Former Department of Defense Employee Sentenced to 12 Months in Prison on Corruption Charges
WASHINGTON – A former Department of Defense (DOD) employee was sentenced to 12 months in prison for accepting illegal gratuities from a government contractor, Assistant Attorney General Alice S. Fisher of the Criminal Division announced today.
Steven Merkes, 49, of Las Vegas, was sentenced today by the Hon. Colleen Kollar-Kotelly in U.S. District Court for the District of Columbia.
On Feb. 16, 2007, Merkes pleaded guilty to a charge of accepting an illegal gratuity. As part of his plea, Merkes admitted that, beginning in early 2005, he worked as a civilian DOD employee in Stuttgart, Germany, as an operational support planner in the Future Operations Division of the U.S. Army Headquarters, Special Operations Command–Europe (HQSOCEUR). Merkes also admitted that in 2005 he took official acts to benefit Phillip Bloom, a U.S. citizen who operated and controlled construction and service companies in Romania and Iraq that did business with the U.S. government. Shortly thereafter, Merkes accepted a job offer and $24,000 from Bloom, knowing that the job offer and the money were for official acts he had agreed to perform for Bloom.

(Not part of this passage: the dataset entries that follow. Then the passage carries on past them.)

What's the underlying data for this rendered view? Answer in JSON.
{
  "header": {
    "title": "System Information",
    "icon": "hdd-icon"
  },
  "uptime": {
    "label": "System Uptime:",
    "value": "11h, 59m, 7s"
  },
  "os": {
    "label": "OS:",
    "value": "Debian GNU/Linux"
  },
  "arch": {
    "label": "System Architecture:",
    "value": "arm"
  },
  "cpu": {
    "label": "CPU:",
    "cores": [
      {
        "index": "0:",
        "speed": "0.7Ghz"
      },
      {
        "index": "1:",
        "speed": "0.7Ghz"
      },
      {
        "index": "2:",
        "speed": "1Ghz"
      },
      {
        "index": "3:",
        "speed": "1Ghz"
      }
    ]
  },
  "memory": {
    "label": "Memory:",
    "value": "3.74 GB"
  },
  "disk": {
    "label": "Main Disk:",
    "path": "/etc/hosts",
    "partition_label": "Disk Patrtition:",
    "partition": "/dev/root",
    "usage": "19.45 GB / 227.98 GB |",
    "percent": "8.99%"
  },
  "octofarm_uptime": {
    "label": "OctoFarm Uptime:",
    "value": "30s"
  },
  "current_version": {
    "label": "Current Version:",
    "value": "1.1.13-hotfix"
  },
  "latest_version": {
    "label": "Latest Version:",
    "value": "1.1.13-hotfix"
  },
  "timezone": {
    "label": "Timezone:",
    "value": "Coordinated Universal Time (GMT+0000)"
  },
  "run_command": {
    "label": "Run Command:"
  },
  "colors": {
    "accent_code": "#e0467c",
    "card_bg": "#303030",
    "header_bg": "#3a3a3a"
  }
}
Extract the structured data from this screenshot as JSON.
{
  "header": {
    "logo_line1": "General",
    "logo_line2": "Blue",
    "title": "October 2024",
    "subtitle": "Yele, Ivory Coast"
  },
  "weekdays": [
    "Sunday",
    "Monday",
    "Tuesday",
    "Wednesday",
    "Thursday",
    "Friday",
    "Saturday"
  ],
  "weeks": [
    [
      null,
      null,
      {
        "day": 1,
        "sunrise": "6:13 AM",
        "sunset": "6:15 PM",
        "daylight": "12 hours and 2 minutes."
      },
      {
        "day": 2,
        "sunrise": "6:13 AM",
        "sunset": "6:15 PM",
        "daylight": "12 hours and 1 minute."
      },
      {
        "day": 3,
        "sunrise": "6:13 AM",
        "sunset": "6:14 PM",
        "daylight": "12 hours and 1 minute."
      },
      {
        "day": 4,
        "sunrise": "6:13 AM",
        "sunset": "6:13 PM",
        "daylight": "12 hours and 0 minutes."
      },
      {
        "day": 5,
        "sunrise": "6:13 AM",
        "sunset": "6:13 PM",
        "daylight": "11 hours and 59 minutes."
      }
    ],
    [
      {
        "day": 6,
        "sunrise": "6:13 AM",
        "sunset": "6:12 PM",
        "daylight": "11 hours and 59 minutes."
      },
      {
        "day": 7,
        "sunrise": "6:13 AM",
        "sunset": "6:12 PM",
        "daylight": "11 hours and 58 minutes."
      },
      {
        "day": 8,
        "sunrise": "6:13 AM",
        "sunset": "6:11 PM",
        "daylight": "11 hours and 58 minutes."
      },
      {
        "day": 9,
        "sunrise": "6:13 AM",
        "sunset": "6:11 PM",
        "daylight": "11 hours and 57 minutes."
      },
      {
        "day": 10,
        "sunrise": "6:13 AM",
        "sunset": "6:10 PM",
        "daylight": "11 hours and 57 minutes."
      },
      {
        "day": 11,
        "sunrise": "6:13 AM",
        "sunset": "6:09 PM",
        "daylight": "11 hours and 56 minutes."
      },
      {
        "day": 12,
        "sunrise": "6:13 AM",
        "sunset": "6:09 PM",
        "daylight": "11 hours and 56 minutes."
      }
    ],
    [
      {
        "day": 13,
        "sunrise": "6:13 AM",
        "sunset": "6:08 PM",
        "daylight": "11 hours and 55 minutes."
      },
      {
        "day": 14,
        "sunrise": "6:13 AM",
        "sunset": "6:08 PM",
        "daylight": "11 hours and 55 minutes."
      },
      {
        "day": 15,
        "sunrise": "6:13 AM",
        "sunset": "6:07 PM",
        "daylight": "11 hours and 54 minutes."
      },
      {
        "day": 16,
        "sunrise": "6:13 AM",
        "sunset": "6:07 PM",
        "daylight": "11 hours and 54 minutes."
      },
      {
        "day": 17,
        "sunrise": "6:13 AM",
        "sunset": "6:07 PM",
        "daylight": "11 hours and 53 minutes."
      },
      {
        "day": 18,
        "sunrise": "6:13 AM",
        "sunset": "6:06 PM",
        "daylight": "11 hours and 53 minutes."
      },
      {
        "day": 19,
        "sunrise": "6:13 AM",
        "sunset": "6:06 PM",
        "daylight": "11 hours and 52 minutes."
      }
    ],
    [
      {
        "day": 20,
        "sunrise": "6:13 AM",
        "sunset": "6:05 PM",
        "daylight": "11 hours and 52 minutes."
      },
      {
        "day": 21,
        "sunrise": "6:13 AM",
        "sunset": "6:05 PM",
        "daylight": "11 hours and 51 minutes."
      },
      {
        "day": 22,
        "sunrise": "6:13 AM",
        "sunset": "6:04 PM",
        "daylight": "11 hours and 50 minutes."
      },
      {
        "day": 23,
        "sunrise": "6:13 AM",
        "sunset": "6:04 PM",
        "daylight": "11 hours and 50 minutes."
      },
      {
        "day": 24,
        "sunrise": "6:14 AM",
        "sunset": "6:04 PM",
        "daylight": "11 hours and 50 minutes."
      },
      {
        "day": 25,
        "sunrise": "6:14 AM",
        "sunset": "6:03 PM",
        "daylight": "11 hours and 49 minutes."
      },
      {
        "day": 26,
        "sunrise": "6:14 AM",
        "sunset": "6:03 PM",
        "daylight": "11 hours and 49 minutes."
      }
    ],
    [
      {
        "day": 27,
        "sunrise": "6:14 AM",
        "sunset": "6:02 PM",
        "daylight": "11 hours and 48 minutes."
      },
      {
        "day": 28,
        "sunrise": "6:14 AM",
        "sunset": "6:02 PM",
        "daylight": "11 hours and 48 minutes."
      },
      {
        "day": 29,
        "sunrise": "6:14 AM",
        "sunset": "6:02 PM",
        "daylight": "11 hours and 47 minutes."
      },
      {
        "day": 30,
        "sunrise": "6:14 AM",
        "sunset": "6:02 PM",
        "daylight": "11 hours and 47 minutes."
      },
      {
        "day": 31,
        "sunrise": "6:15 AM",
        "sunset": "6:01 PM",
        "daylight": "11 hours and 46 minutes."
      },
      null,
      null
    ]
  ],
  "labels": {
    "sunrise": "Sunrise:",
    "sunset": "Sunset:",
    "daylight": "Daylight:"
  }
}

On March 10, 2006, Bloom pleaded guilty to unrelated charges of conspiracy, bribery, and money laundering. Bloom was sentenced to 46 months in prison.
This case is being prosecuted by trial attorney John P. Pearson of the Public Integrity Section, which is headed by Section Chief William M. Welch II, and trial attorney Patrick Murphy of the Asset Forfeiture and Money Laundering Section, which is headed by Section Chief Richard Weber, of the Criminal Division. The case was investigated by the Special Inspector General for Iraq Reconstruction, the Internal Revenue Service Criminal Investigation Division, the U.S. Immigration and Customs Enforcement at the Department of Homeland Security, the Criminal Investigation Division of the U.S. Army, the U.S. Department of State Office of Inspector General, and the FBI, in support of the Justice Department’s National Procurement Fraud Task Force and the International Contract Corruption Initiative. The investigation has received substantial assistance from the ICE Cybercrimes Division.
The National Procurement Fraud Initiative was announced by Deputy Attorney General Paul J. McNulty in October 2006, and is designed to promote the early detection, identification, prevention and prosecution of procurement fraud associated with the increase in contracting activity for national security and other government programs. As part of this initiative, the Deputy Attorney General has created the National Procurement Fraud Task Force, which is chaired by Assistant Attorney General Fisher.